Analysis of motor conduction velocity in the human median nerve by computer simulation of compound muscle action potentials

Abstract

A digital computer was used to reconstruct compound muscle action potentials recorded from the human thenar eminence after stimulation of the median nerve. The programme allowed the following parameters to be varied: (1) the dimensions of a representative single motor unit potential; (2) the number of motor units in the muscle and the range and distribution of conduction velocities in their nerve fibres; and (3) the distance along the nerve from the point of stimulation to the muscle. The reconstructed compound muscle action potentials were similar to real compound potentials recorded from normal subjects.

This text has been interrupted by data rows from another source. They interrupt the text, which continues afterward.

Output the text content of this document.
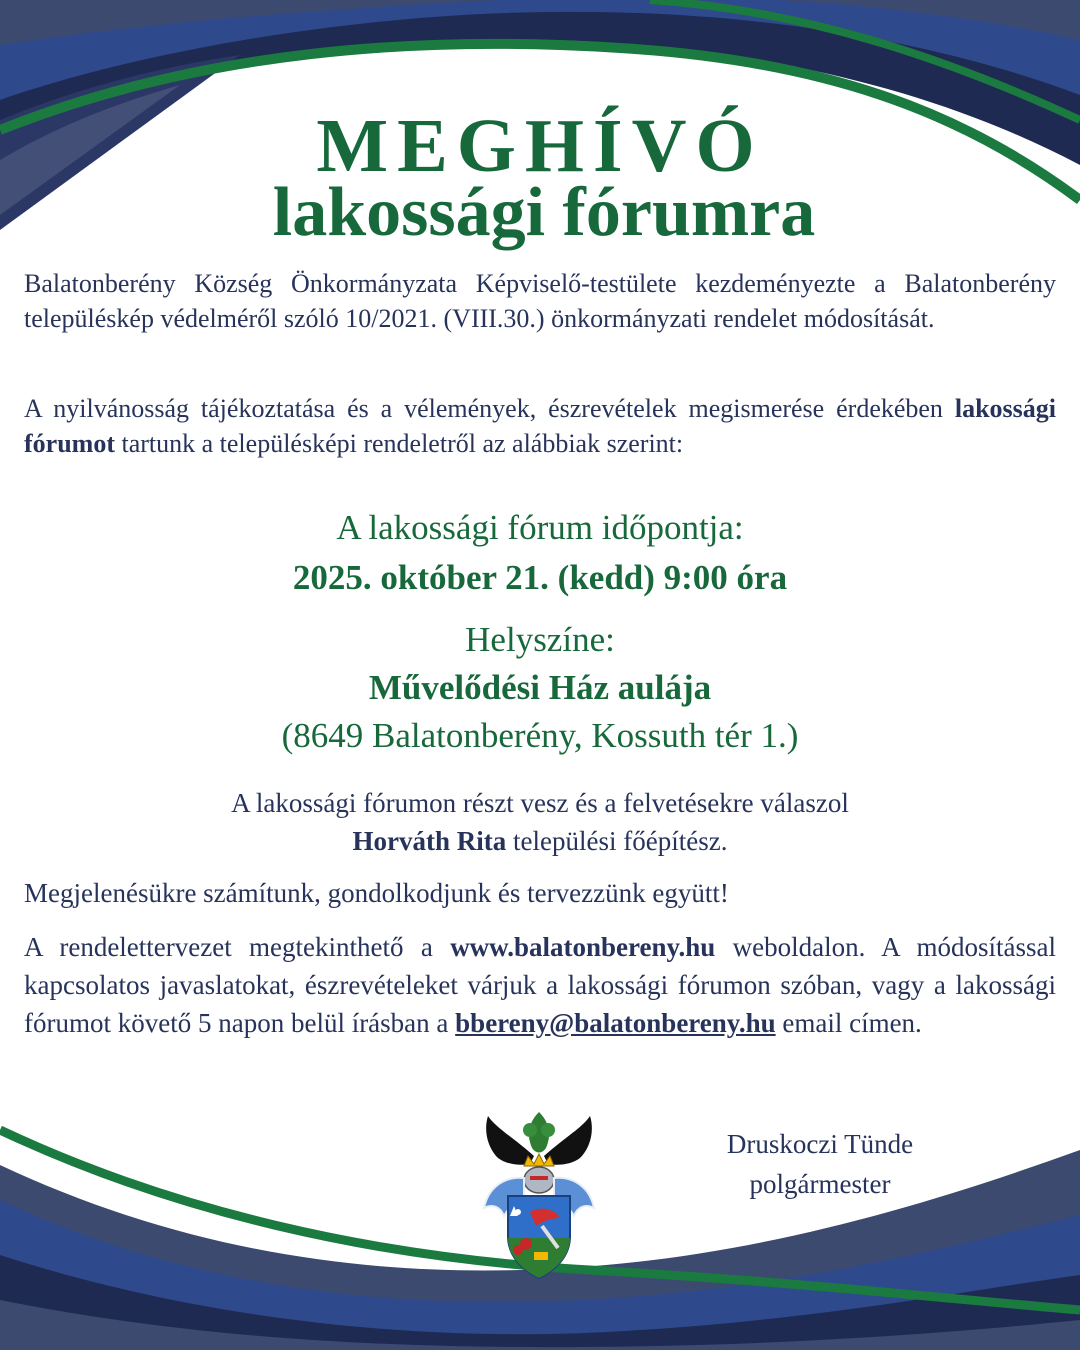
MEGHÍVÓ
lakossági fórumra
Balatonberény Község Önkormányzata Képviselő-testülete kezdeményezte a Balatonberény településkép védelméről szóló 10/2021. (VIII.30.) önkormányzati rendelet módosítását.
A nyilvánosság tájékoztatása és a vélemények, észrevételek megismerése érdekében lakossági fórumot tartunk a településképi rendeletről az alábbiak szerint:
A lakossági fórum időpontja:
2025. október 21. (kedd) 9:00 óra
Helyszíne:
Művelődési Ház aulája
(8649 Balatonberény, Kossuth tér 1.)
A lakossági fórumon részt vesz és a felvetésekre válaszol
Horváth Rita települési főépítész.
Megjelenésükre számítunk, gondolkodjunk és tervezzünk együtt!
A rendelettervezet megtekinthető a www.balatonbereny.hu weboldalon. A módosítással kapcsolatos javaslatokat, észrevételeket várjuk a lakossági fórumon szóban, vagy a lakossági fórumot követő 5 napon belül írásban a bbereny@balatonbereny.hu email címen.
Druskoczi Tünde
polgármester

The number of single motor units and the range of conduction velocities required for the reconstruction correlated with quantitative histologic studies of the recurrent branch of the median nerve to the thenar muscles. By altering the distribution of conduction velocities it was possible to study the effect of abnormal patterns of nerve conduction on the configuration of the simulated compound muscle action potentials. It was found that abnormally slow conduction caused an increased discrepancy between the main parameters of compound potentials corresponding to stimulation of the nerve at proximal and distal sites. These observations suggest that a careful analysis of the differences between pairs of compound muscle action potentials may provide a method for more detailed assessment of conduction velocity in clinical studies of peripheral nerve disorders.